Running is a gift that we need to regularly give away... in order to keep for ourselves.
To serve out of love, is a topic I frequently think about, and at times discuss with others. Or to sort of flip it around, if I (or others) serve while getting paid, does it diminish whatever spiritual purity that is inherent in any free exchange? Read an excerpt in a popular running blog of which I can't recall, where either the author or a guest took the position that all running coaches should be paid. That since at any level, where time is being given and services are being rendered, one should be compensated. In principle, I can find some common ground and agreement.
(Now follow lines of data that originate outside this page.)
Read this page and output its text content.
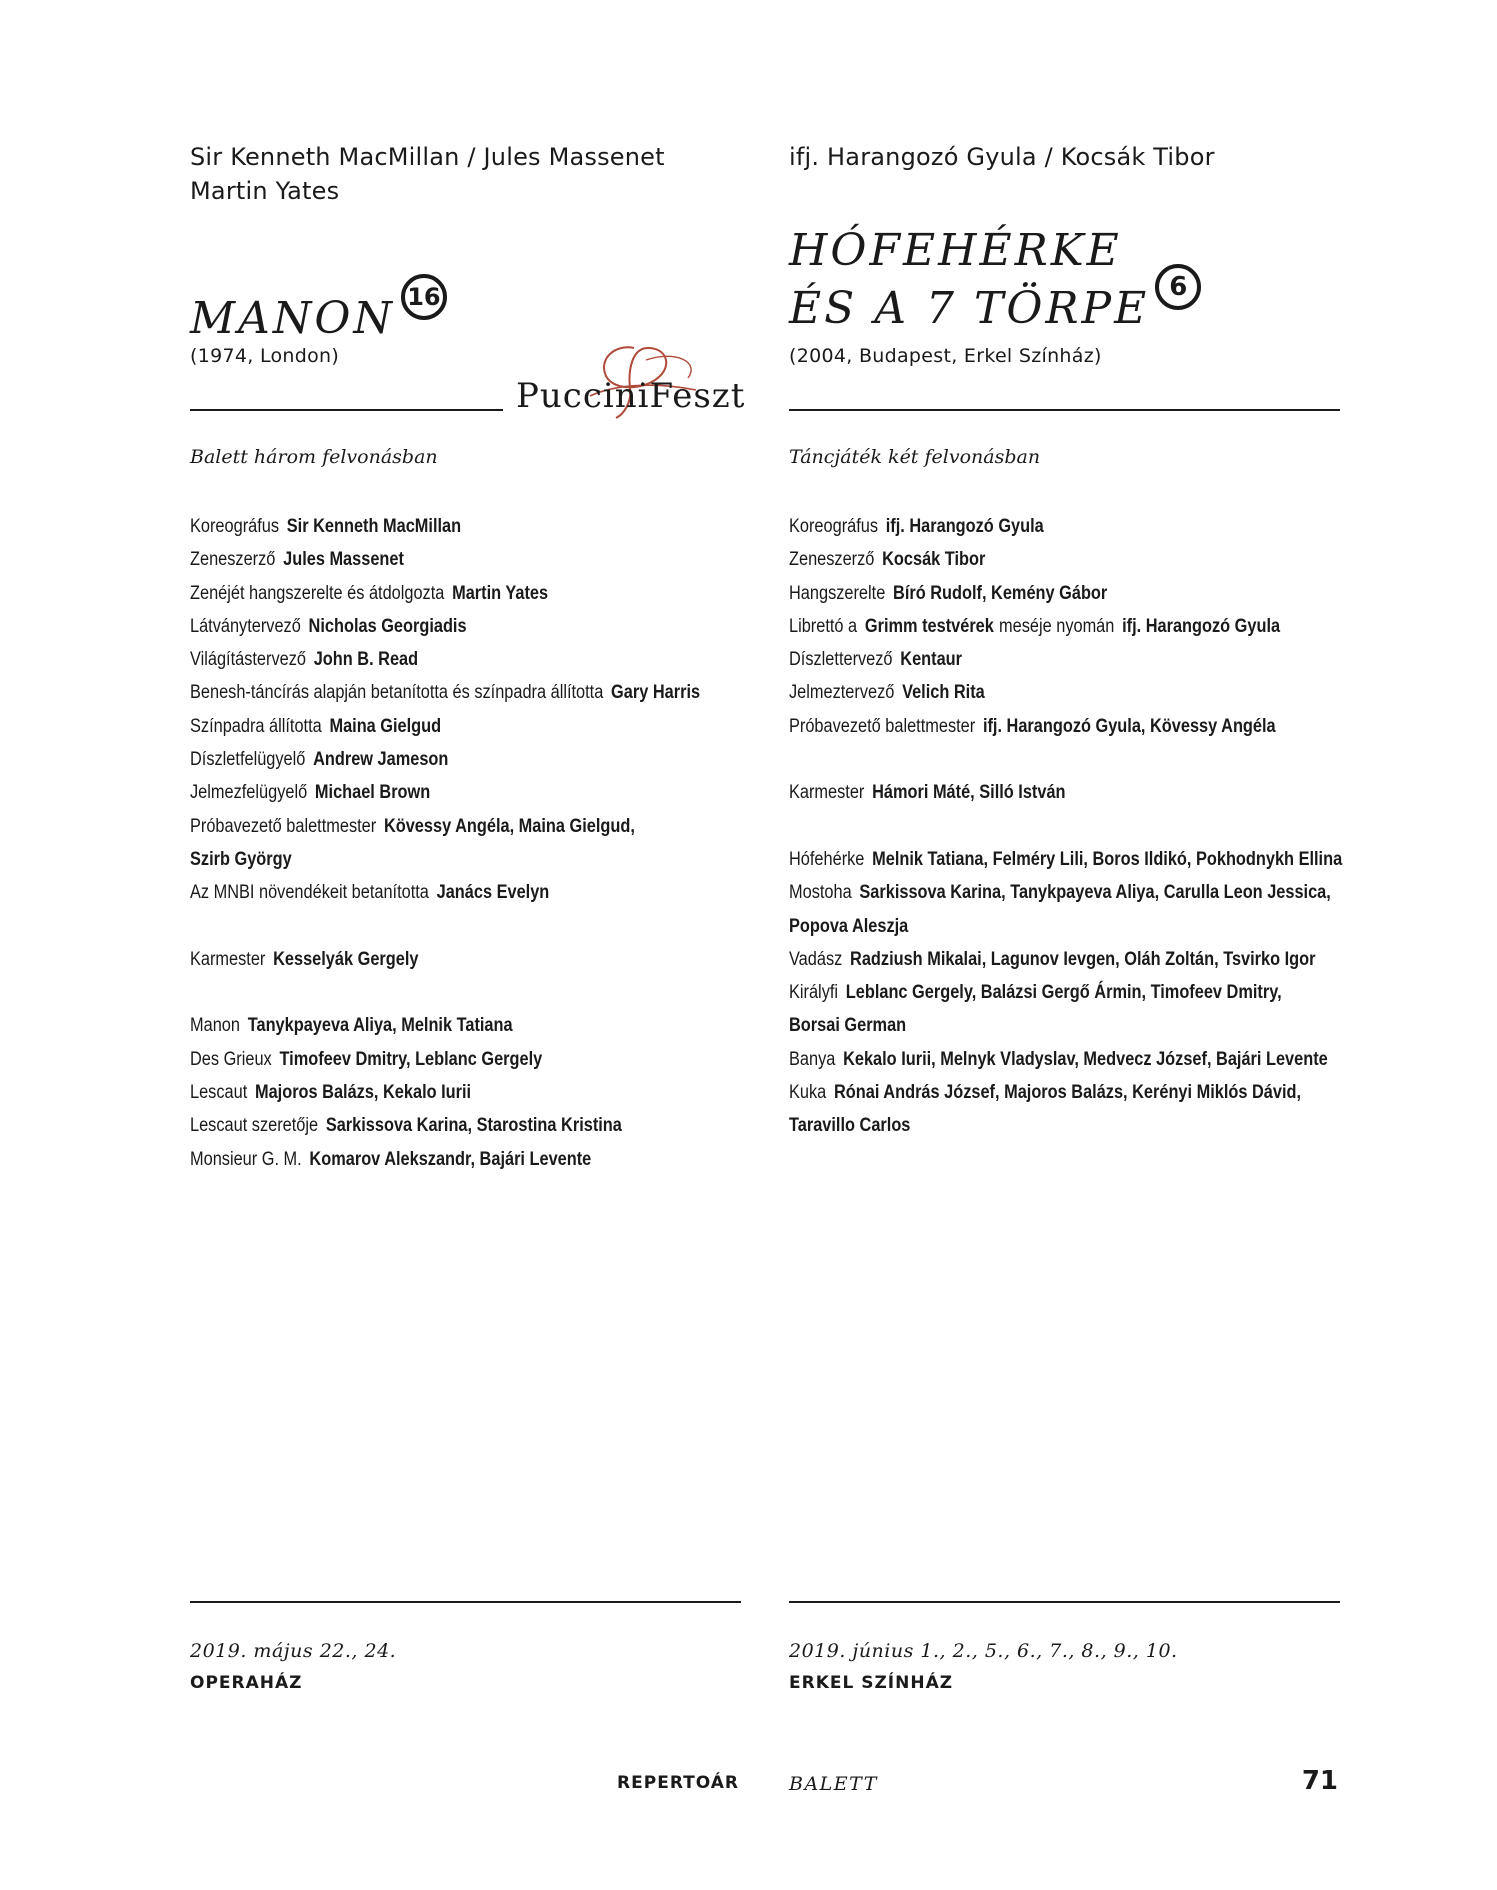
Sir Kenneth MacMillan / Jules Massenet
Martin Yates
MANON 16
(1974, London)
PucciniFeszt
Balett három felvonásban
Koreográfus Sir Kenneth MacMillan
Zeneszerző Jules Massenet
Zenéjét hangszerelte és átdolgozta Martin Yates
Látványtervező Nicholas Georgiadis
Világítástervező John B. Read
Benesh-táncírás alapján betanította és színpadra állította Gary Harris
Színpadra állította Maina Gielgud
Díszletfelügyelő Andrew Jameson
Jelmezfelügyelő Michael Brown
Próbavezető balettmester Kövessy Angéla, Maina Gielgud,
Szirb György
Az MNBI növendékeit betanította Janács Evelyn
Karmester Kesselyák Gergely
Manon Tanykpayeva Aliya, Melnik Tatiana
Des Grieux Timofeev Dmitry, Leblanc Gergely
Lescaut Majoros Balázs, Kekalo Iurii
Lescaut szeretője Sarkissova Karina, Starostina Kristina
Monsieur G. M. Komarov Alekszandr, Bajári Levente
2019. május 22., 24.
OPERAHÁZ
ifj. Harangozó Gyula / Kocsák Tibor
HÓFEHÉRKE
ÉS A 7 TÖRPE 6
(2004, Budapest, Erkel Színház)
Táncjáték két felvonásban
Koreográfus ifj. Harangozó Gyula
Zeneszerző Kocsák Tibor
Hangszerelte Bíró Rudolf, Kemény Gábor
Librettó a Grimm testvérek meséje nyomán ifj. Harangozó Gyula
Díszlettervező Kentaur
Jelmeztervező Velich Rita
Próbavezető balettmester ifj. Harangozó Gyula, Kövessy Angéla
Karmester Hámori Máté, Silló István
Hófehérke Melnik Tatiana, Felméry Lili, Boros Ildikó, Pokhodnykh Ellina
Mostoha Sarkissova Karina, Tanykpayeva Aliya, Carulla Leon Jessica,
Popova Aleszja
Vadász Radziush Mikalai, Lagunov Ievgen, Oláh Zoltán, Tsvirko Igor
Királyfi Leblanc Gergely, Balázsi Gergő Ármin, Timofeev Dmitry,
Borsai German
Banya Kekalo Iurii, Melnyk Vladyslav, Medvecz József, Bajári Levente
Kuka Rónai András József, Majoros Balázs, Kerényi Miklós Dávid,
Taravillo Carlos
2019. június 1., 2., 5., 6., 7., 8., 9., 10.
ERKEL SZÍNHÁZ
REPERTOÁR	BALETT	71
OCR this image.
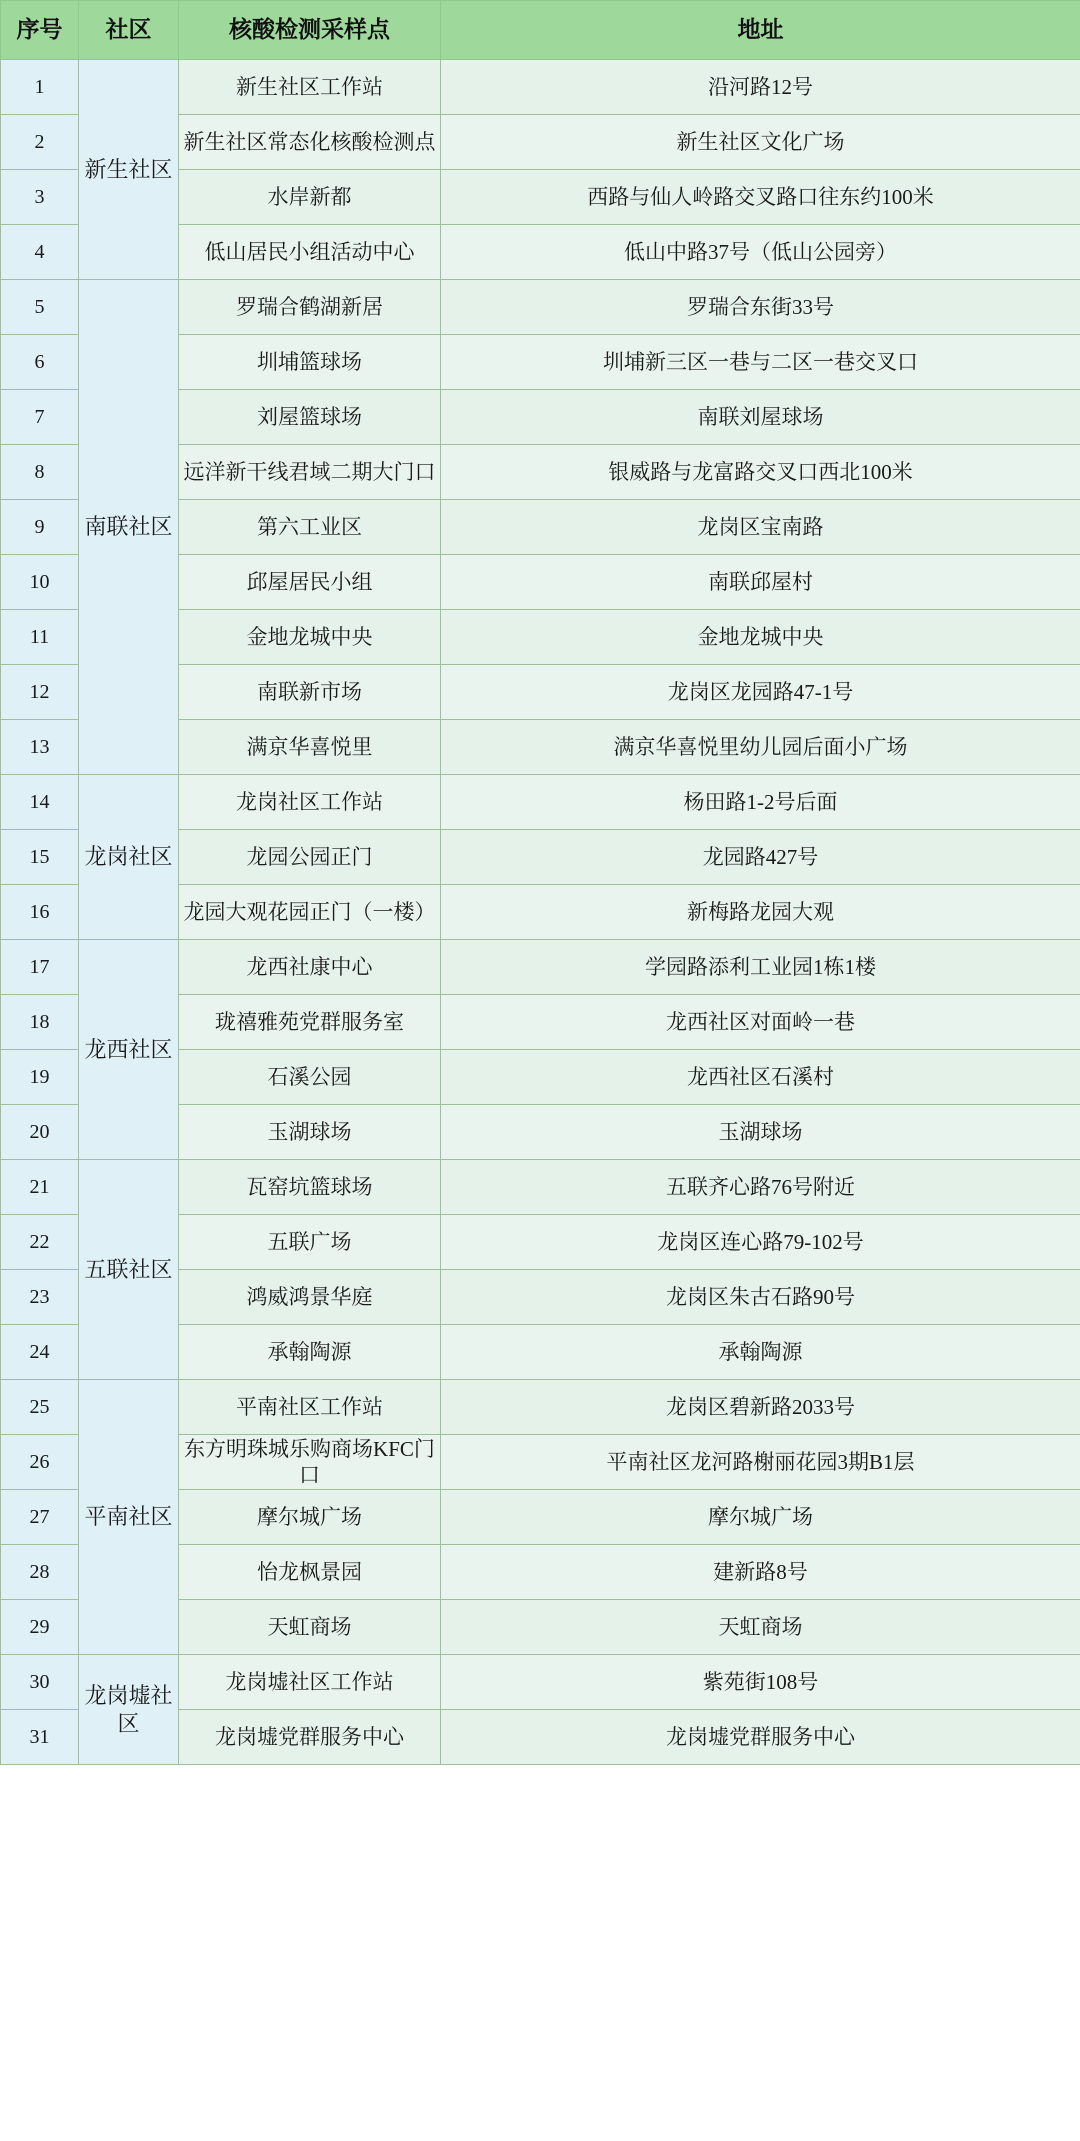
序号	社区	核酸检测采样点	地址
1	新生社区	新生社区工作站	沿河路12号
2		新生社区常态化核酸检测点	新生社区文化广场
3		水岸新都	西路与仙人岭路交叉路口往东约100米
4		低山居民小组活动中心	低山中路37号（低山公园旁）
5	南联社区	罗瑞合鹤湖新居	罗瑞合东街33号
6		圳埔篮球场	圳埔新三区一巷与二区一巷交叉口
7		刘屋篮球场	南联刘屋球场
8		远洋新干线君域二期大门口	银威路与龙富路交叉口西北100米
9		第六工业区	龙岗区宝南路
10		邱屋居民小组	南联邱屋村
11		金地龙城中央	金地龙城中央
12		南联新市场	龙岗区龙园路47-1号
13		满京华喜悦里	满京华喜悦里幼儿园后面小广场
14	龙岗社区	龙岗社区工作站	杨田路1-2号后面
15		龙园公园正门	龙园路427号
16		龙园大观花园正门（一楼）	新梅路龙园大观
17	龙西社区	龙西社康中心	学园路添利工业园1栋1楼
18		珑禧雅苑党群服务室	龙西社区对面岭一巷
19		石溪公园	龙西社区石溪村
20		玉湖球场	玉湖球场
21	五联社区	瓦窑坑篮球场	五联齐心路76号附近
22		五联广场	龙岗区连心路79-102号
23		鸿威鸿景华庭	龙岗区朱古石路90号
24		承翰陶源	承翰陶源
25	平南社区	平南社区工作站	龙岗区碧新路2033号
26		东方明珠城乐购商场KFC门口	平南社区龙河路榭丽花园3期B1层
27		摩尔城广场	摩尔城广场
28		怡龙枫景园	建新路8号
29		天虹商场	天虹商场
30	龙岗墟社区	龙岗墟社区工作站	紫苑街108号
31		龙岗墟党群服务中心	龙岗墟党群服务中心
However, if the argument is furthered to any and all other sports (what is the difference between running and soccer, basketball etc?), a lot of money that is essential (and usually donated) to turn the lights on, purchase the equipment and uniforms so kids can actually play, will be going to persons who coach.
Food for thought, as I see both sides of it. And will perhaps cross such bridges in the future if I continue to develop my own personal coaching career. And I don't profess to be saint either.
Back to the race... I went out fairly quick to get ahead of the large field of 1,200+ runners, many of whom were kids participating with their respective schools in the Girls on the Run and Stride programs. (which are fabulous at introducing and subjecting kids to what we hope to be the joys and camaraderie of our sport). Found myself in 4th place about a quarter mile in, while running about a 6:10-6:15 pace. Made my way steadily up and took over the lead between the 1/2 and 3/4 mile mark... and once again was on my own leading a 5k race.
Felt pretty good throughout, but not outstanding. Didn't have my top end gear, and I think the 20 minute or so delayed start to the race, combined with warmer temperatures that approached 70 served to knock down most competitive runner's times a tad. At least that seemed to be the consensus of those I talked with after the race. Splits were pretty even: 6:01, 6:06, 6:04. Once again I got to "follow the bike." This time being ridden by a young woman who had to also periodically clear the sidewalk of outbound runners and walkers while I made my way back inbound during the 3rd mile.
Was great to hear a myriad of voices young and old shouting encouragement as I ran towards the finish... while trying on some level to soak in the fleeting moments of local fame... as I assiduously pushed though the inevitable pain. Yes, sometimes we get to play the hero in our own stories.
I raced the race. The field, the course, the elements, the intangibles. I even gave a small wave as I ran through a crowd of people lining the finishing chute in the middle of the soccer field at Legion Stadium. After I got done and gained a modicum of composure, I turned back up the course and cheered in my friends and the kids I'm blessed to be able to coach. Little 7 year old Hannah was puking her guts out in the last tenth of a mile... yet she kept running, amazingly. And was rewarded w/ a PR and an AG award. My Dad finished strong, and was happy afterwards to be out racing again, taking on the spirited over 70 crowd.
The stories go on and on, we all have them... and love to share them with each other afterwards. Running may be an individual endeavor... but it is truly a We sport.